On Friday, Mom and Aunt LaDene went to see a movie called Cave of Forgotten Dreams.  This movie is about a cave in the south part of France, and it's called Chauvet-Pont-d'Arc Cave.  What's special about this cave is that people back in prehistoric days made pictures on the walls of it.  There were quite a few caves where people drew on the walls, but the Chauvet cave got sealed up by a rock slide, so nobody even knew about it for thousands of years.

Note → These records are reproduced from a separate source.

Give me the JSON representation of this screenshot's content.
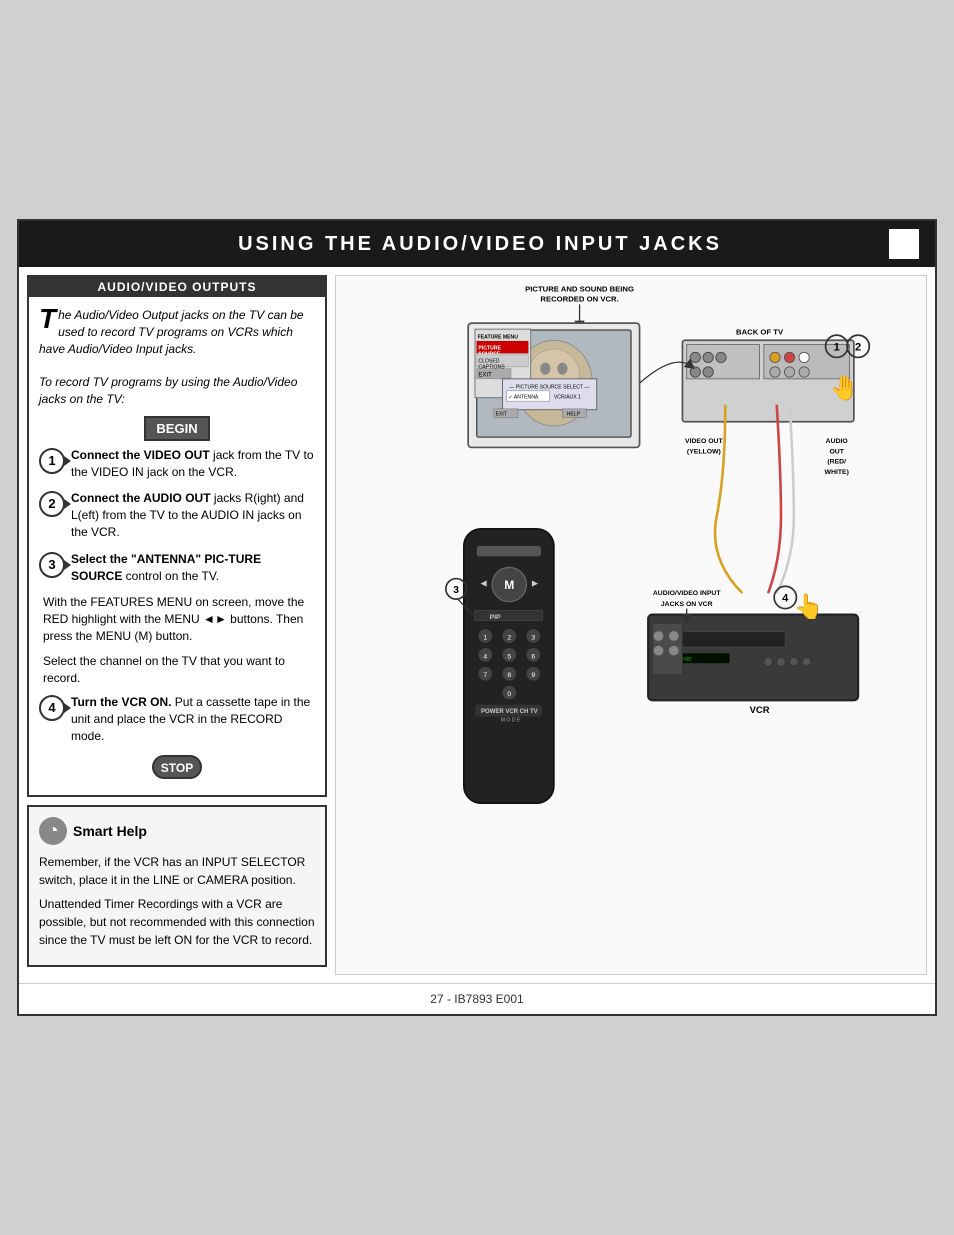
{
  "header": {
    "title": "Using the Audio/Video Input Jacks",
    "display_title": "U​SING THE A​UDIO/V​IDEO I​NPUT J​ACKS"
  },
  "av_outputs": {
    "section_title": "AUDIO/VIDEO OUTPUTS",
    "intro_drop": "T",
    "intro_text": "he Audio/Video Output jacks on the TV can be used to record TV programs on VCRs which have Audio/Video Input jacks.",
    "to_record_label": "To record TV programs by using the Audio/Video jacks on the TV:",
    "begin_label": "BEGIN",
    "step1_bold": "Connect the VIDEO OUT",
    "step1_text": " jack from the TV to the VIDEO IN jack on the VCR.",
    "step2_bold": "Connect the AUDIO OUT",
    "step2_text": " jacks R(ight) and L(eft) from the TV to the AUDIO IN jacks on the VCR.",
    "step3_bold": "Select the \"ANTENNA\" PIC-TURE SOURCE",
    "step3_text": " control on the TV.",
    "step3_sub1": "With the FEATURES MENU on screen, move the RED highlight with the MENU ◄► buttons. Then press the MENU (M) button.",
    "step3_sub2": "Select the channel on the TV that you want to record.",
    "step4_bold": "Turn the VCR ON.",
    "step4_text": " Put a cassette tape in the unit and place the VCR in the RECORD mode.",
    "stop_label": "STOP"
  },
  "smart_help": {
    "title": "Smart Help",
    "body1": "Remember, if the VCR has an INPUT SELECTOR switch, place it in the LINE or CAMERA position.",
    "body2": "Unattended Timer Recordings with a VCR are possible, but not recommended with this connection since the TV must be left ON for the VCR to record."
  },
  "diagram": {
    "picture_label": "PICTURE AND SOUND BEING RECORDED ON VCR.",
    "feature_menu_label": "FEATURE MENU",
    "back_of_tv_label": "BACK OF TV",
    "vcr_label": "VCR",
    "video_out_label": "VIDEO OUT (YELLOW)",
    "audio_out_label": "AUDIO OUT (RED/ WHITE)",
    "av_input_label": "AUDIO/VIDEO INPUT JACKS ON VCR",
    "step_numbers": [
      "1",
      "2",
      "3",
      "4"
    ],
    "menu_items": [
      "PICTURE SOURCE",
      "CLOSED CAPTIONS",
      "EXIT"
    ],
    "antenna_vcr_label": "ANTENNA VCR/AUX 1"
  },
  "footer": {
    "text": "27 - IB7893 E001"
  }
}
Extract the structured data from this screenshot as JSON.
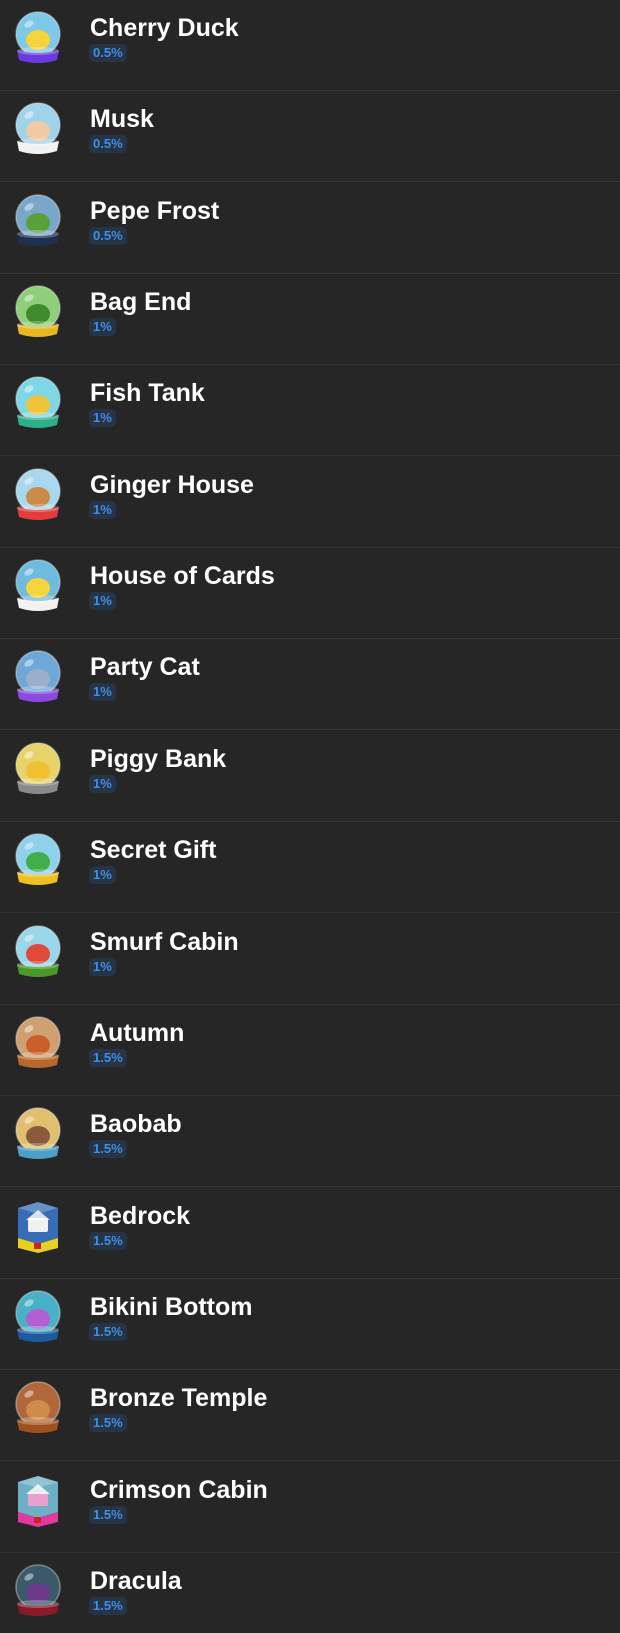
{
  "gifts": [
    {
      "name": "Cherry Duck",
      "chance": "0.5%",
      "icon": "cherry-duck-globe-icon",
      "glass": "#7ec8e8",
      "scene": "#f5d33b",
      "base": "#6a3be0",
      "shape": "globe"
    },
    {
      "name": "Musk",
      "chance": "0.5%",
      "icon": "musk-globe-icon",
      "glass": "#9fd3ea",
      "scene": "#f1c9a5",
      "base": "#f2f2f2",
      "shape": "globe"
    },
    {
      "name": "Pepe Frost",
      "chance": "0.5%",
      "icon": "pepe-frost-globe-icon",
      "glass": "#7aa7c9",
      "scene": "#5aa03a",
      "base": "#1f3050",
      "shape": "globe"
    },
    {
      "name": "Bag End",
      "chance": "1%",
      "icon": "bag-end-globe-icon",
      "glass": "#8fcf7a",
      "scene": "#3f8a2a",
      "base": "#e9b81e",
      "shape": "globe"
    },
    {
      "name": "Fish Tank",
      "chance": "1%",
      "icon": "fish-tank-globe-icon",
      "glass": "#7fd6e6",
      "scene": "#f0c43a",
      "base": "#2db08a",
      "shape": "globe"
    },
    {
      "name": "Ginger House",
      "chance": "1%",
      "icon": "ginger-house-globe-icon",
      "glass": "#a9d8ee",
      "scene": "#c98a4a",
      "base": "#e63b3b",
      "shape": "globe"
    },
    {
      "name": "House of Cards",
      "chance": "1%",
      "icon": "house-of-cards-globe-icon",
      "glass": "#6fbbe0",
      "scene": "#f5d33b",
      "base": "#f2f2f2",
      "shape": "globe"
    },
    {
      "name": "Party Cat",
      "chance": "1%",
      "icon": "party-cat-globe-icon",
      "glass": "#6fa8d8",
      "scene": "#9ab0c8",
      "base": "#8a4be0",
      "shape": "globe"
    },
    {
      "name": "Piggy Bank",
      "chance": "1%",
      "icon": "piggy-bank-globe-icon",
      "glass": "#e8d36a",
      "scene": "#f0c030",
      "base": "#8a8a8a",
      "shape": "globe"
    },
    {
      "name": "Secret Gift",
      "chance": "1%",
      "icon": "secret-gift-globe-icon",
      "glass": "#8fd0ea",
      "scene": "#3fae4a",
      "base": "#f0c020",
      "shape": "globe"
    },
    {
      "name": "Smurf Cabin",
      "chance": "1%",
      "icon": "smurf-cabin-globe-icon",
      "glass": "#9ad6ea",
      "scene": "#e04a3a",
      "base": "#4a9a2a",
      "shape": "globe"
    },
    {
      "name": "Autumn",
      "chance": "1.5%",
      "icon": "autumn-globe-icon",
      "glass": "#d0a070",
      "scene": "#c9602a",
      "base": "#b8682a",
      "shape": "globe"
    },
    {
      "name": "Baobab",
      "chance": "1.5%",
      "icon": "baobab-globe-icon",
      "glass": "#e0c070",
      "scene": "#8a5a3a",
      "base": "#4aa0c8",
      "shape": "globe"
    },
    {
      "name": "Bedrock",
      "chance": "1.5%",
      "icon": "bedrock-cube-icon",
      "glass": "#3a7ad0",
      "scene": "#f0f0f0",
      "base": "#e8d020",
      "shape": "cube"
    },
    {
      "name": "Bikini Bottom",
      "chance": "1.5%",
      "icon": "bikini-bottom-globe-icon",
      "glass": "#4ab0c8",
      "scene": "#b060d0",
      "base": "#1e5aa0",
      "shape": "globe"
    },
    {
      "name": "Bronze Temple",
      "chance": "1.5%",
      "icon": "bronze-temple-globe-icon",
      "glass": "#b0683a",
      "scene": "#d08a4a",
      "base": "#a0501e",
      "shape": "globe"
    },
    {
      "name": "Crimson Cabin",
      "chance": "1.5%",
      "icon": "crimson-cabin-cube-icon",
      "glass": "#7ac8e0",
      "scene": "#e8a0d0",
      "base": "#e03aa0",
      "shape": "cube"
    },
    {
      "name": "Dracula",
      "chance": "1.5%",
      "icon": "dracula-globe-icon",
      "glass": "#3a5a6a",
      "scene": "#6a3a8a",
      "base": "#8a1a2a",
      "shape": "globe"
    }
  ]
}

The way this cave got discovered was that on December 18, 1994 a man named Jean-Marie Chauvet and two of his friends were exploring some cliffs, and they were looking for caves because they all liked finding them and exploring them.  So when they felt a little air coming out of a sort of hole in the hillside, they made the hole bigger, and they discovered a cave there.  And it wasn't just any old, boring cave.  It was a place where ancient cave persons had painted all sorts of pictures of animals on the walls.

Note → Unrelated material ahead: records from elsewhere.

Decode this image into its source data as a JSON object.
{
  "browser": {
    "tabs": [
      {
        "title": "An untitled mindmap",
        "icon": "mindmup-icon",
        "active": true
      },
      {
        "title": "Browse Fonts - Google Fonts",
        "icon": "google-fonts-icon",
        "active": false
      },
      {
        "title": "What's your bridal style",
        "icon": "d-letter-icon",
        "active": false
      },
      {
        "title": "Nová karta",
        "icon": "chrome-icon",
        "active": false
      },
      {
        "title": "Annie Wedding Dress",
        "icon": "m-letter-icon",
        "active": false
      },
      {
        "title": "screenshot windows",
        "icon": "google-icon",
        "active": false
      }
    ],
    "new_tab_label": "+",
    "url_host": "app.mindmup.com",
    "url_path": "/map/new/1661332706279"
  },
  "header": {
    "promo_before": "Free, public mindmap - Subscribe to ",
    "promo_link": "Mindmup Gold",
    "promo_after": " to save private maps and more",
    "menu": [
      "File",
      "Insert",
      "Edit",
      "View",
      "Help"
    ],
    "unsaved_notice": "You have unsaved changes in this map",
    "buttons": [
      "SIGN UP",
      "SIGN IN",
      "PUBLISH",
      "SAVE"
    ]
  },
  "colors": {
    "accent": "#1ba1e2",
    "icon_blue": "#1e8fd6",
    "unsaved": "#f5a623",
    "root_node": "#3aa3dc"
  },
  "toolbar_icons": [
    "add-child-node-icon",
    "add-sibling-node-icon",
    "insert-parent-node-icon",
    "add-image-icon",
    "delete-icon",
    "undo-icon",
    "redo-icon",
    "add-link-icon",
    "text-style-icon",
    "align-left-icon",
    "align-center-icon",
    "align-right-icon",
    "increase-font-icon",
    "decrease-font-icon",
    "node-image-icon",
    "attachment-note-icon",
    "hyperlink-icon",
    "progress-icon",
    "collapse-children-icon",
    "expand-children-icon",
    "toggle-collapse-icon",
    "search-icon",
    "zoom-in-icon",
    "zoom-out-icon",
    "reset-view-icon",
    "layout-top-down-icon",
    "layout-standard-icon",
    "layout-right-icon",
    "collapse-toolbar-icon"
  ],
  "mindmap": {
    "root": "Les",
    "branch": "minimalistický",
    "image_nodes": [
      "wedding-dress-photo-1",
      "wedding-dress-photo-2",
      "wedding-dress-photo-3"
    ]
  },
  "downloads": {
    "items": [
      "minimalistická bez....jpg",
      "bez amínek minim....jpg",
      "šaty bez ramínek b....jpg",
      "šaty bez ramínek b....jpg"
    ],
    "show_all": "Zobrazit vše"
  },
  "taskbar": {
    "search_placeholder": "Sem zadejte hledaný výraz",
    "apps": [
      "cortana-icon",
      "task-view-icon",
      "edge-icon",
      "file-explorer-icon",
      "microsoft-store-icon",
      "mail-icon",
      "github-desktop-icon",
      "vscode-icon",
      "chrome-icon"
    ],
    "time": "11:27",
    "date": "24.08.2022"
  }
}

Later on, the French government made the cave a Historic Monument, and they put guards there and a locked door and did all sorts of stuff to protect the cave because its environment was very fragile.  So now there are special metal walkways to go on, and nobody can touch anything inside the cave, and very few people are even allowed to go in there.  But Werner Herzog got to go inside the cave with a small film crew and make a movie in 3D, which is the movie Mom went to see on Friday.

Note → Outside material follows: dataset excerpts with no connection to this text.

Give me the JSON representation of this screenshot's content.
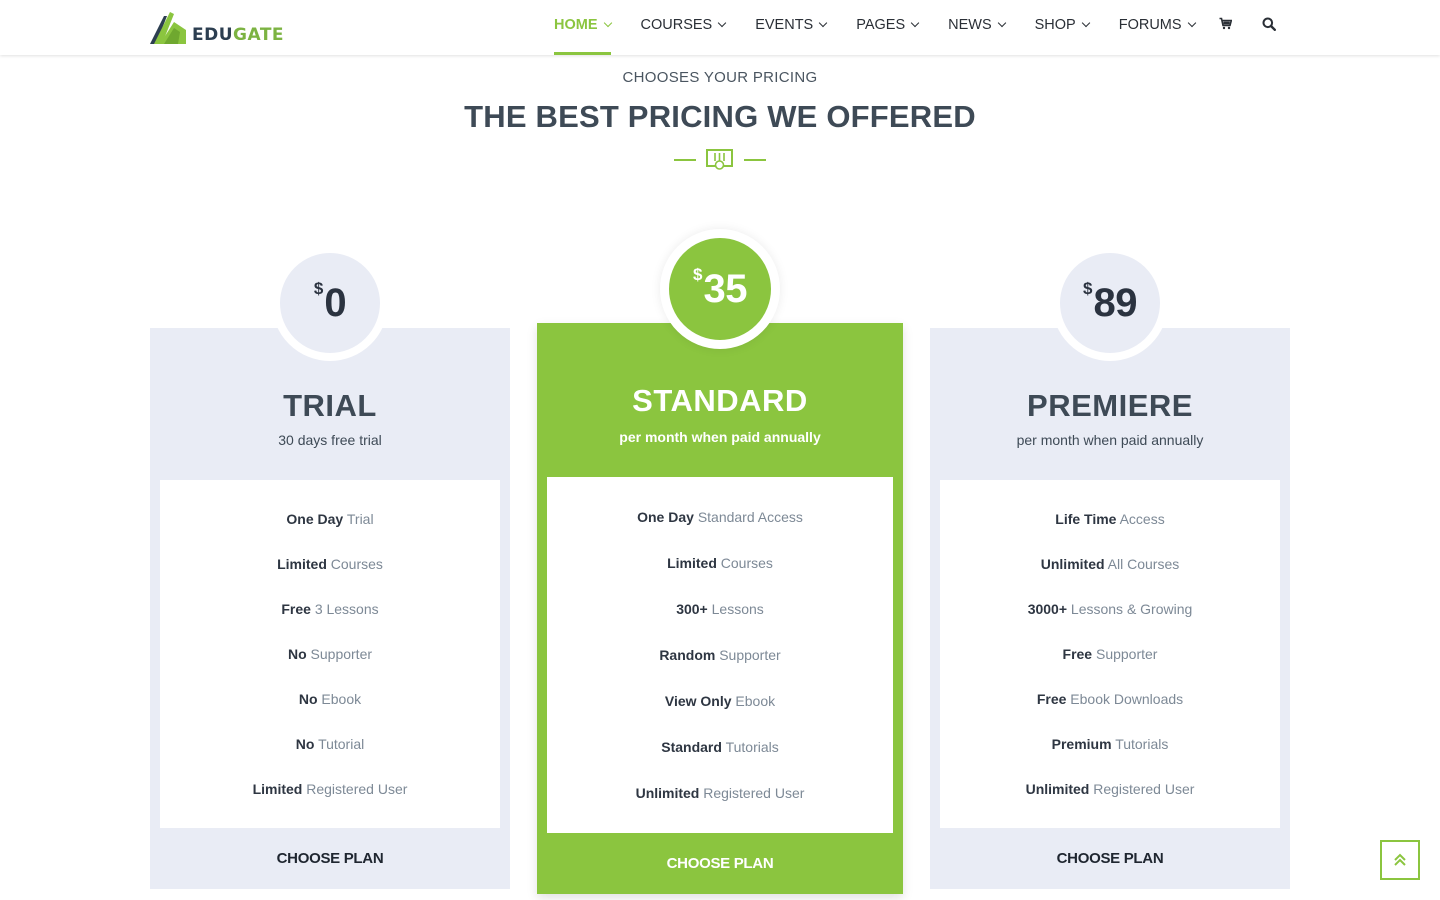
{
  "brand": {
    "part1": "EDU",
    "part2": "GATE"
  },
  "nav": {
    "items": [
      {
        "label": "HOME",
        "active": true
      },
      {
        "label": "COURSES"
      },
      {
        "label": "EVENTS"
      },
      {
        "label": "PAGES"
      },
      {
        "label": "NEWS"
      },
      {
        "label": "SHOP"
      },
      {
        "label": "FORUMS"
      }
    ],
    "icons": [
      "cart-icon",
      "search-icon"
    ]
  },
  "section": {
    "pre_title": "CHOOSES YOUR PRICING",
    "title": "THE BEST PRICING WE OFFERED"
  },
  "colors": {
    "accent": "#8bc53f",
    "card_bg": "#e9ecf5",
    "heading": "#3e4a56"
  },
  "plans": [
    {
      "currency": "$",
      "price": "0",
      "name": "TRIAL",
      "subtitle": "30 days free trial",
      "features": [
        {
          "bold": "One Day",
          "rest": "Trial"
        },
        {
          "bold": "Limited",
          "rest": "Courses"
        },
        {
          "bold": "Free",
          "rest": "3 Lessons"
        },
        {
          "bold": "No",
          "rest": "Supporter"
        },
        {
          "bold": "No",
          "rest": "Ebook"
        },
        {
          "bold": "No",
          "rest": "Tutorial"
        },
        {
          "bold": "Limited",
          "rest": "Registered User"
        }
      ],
      "cta": "CHOOSE PLAN"
    },
    {
      "currency": "$",
      "price": "35",
      "name": "STANDARD",
      "subtitle": "per month when paid annually",
      "features": [
        {
          "bold": "One Day",
          "rest": "Standard Access"
        },
        {
          "bold": "Limited",
          "rest": "Courses"
        },
        {
          "bold": "300+",
          "rest": "Lessons"
        },
        {
          "bold": "Random",
          "rest": "Supporter"
        },
        {
          "bold": "View Only",
          "rest": "Ebook"
        },
        {
          "bold": "Standard",
          "rest": "Tutorials"
        },
        {
          "bold": "Unlimited",
          "rest": "Registered User"
        }
      ],
      "cta": "CHOOSE PLAN"
    },
    {
      "currency": "$",
      "price": "89",
      "name": "PREMIERE",
      "subtitle": "per month when paid annually",
      "features": [
        {
          "bold": "Life Time",
          "rest": "Access"
        },
        {
          "bold": "Unlimited",
          "rest": "All Courses"
        },
        {
          "bold": "3000+",
          "rest": "Lessons & Growing"
        },
        {
          "bold": "Free",
          "rest": "Supporter"
        },
        {
          "bold": "Free",
          "rest": "Ebook Downloads"
        },
        {
          "bold": "Premium",
          "rest": "Tutorials"
        },
        {
          "bold": "Unlimited",
          "rest": "Registered User"
        }
      ],
      "cta": "CHOOSE PLAN"
    }
  ]
}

Way back in ancient times, people used to make pictures on rocks and on the walls of caves and places like that because paper hadn't been invented yet.  And even if paper had been invented, there wouldn't have been anyplace such as Office Max to go buy it.  So that's why people drew on the walls.  Also I think that during the winter when they had to stay inside in the cave a lot, it gave them something to do.  Plus it also might have had some religious meaning.

Lions and a deer

Anyway, in the Chauvet-Pont-d'Arc Cave, the drawings are special because they are about 31,000 years old, which means they are the oldest ones that anybody has found yet.  Also the artists used stuff like shading and perspective, which primitive people supposedly didn't know how to do.  And the animals in the drawings included scary, predatory animals such as cave bears and cave lions and rhinos and mammoths.  In other caves that have artwork in them, the pictures are mostly of animals that the people hunted, such as bison and deer and horses.  What's not in the pictures are any wolves or foxes or dogs, and that's kind of sad, if you ask me.

Horses and lions

Okay, so here are some other pictures from the Chauvet Cave.  If you want to read more about the cave and see a map of the inside of it and where all the different artwork is, you can go to this website.  And seeing movie would be even better, because Mom says the cave looks really cool in 3D.

Four horses.  This is Mom's favorite art in the whole cave.

This design is made by engraving instead of by painting.

Woolly rhinos fighting

Ibex

A cave bear skull that someone put in a special place on a rock.
There are lots of fossil bones in the cave.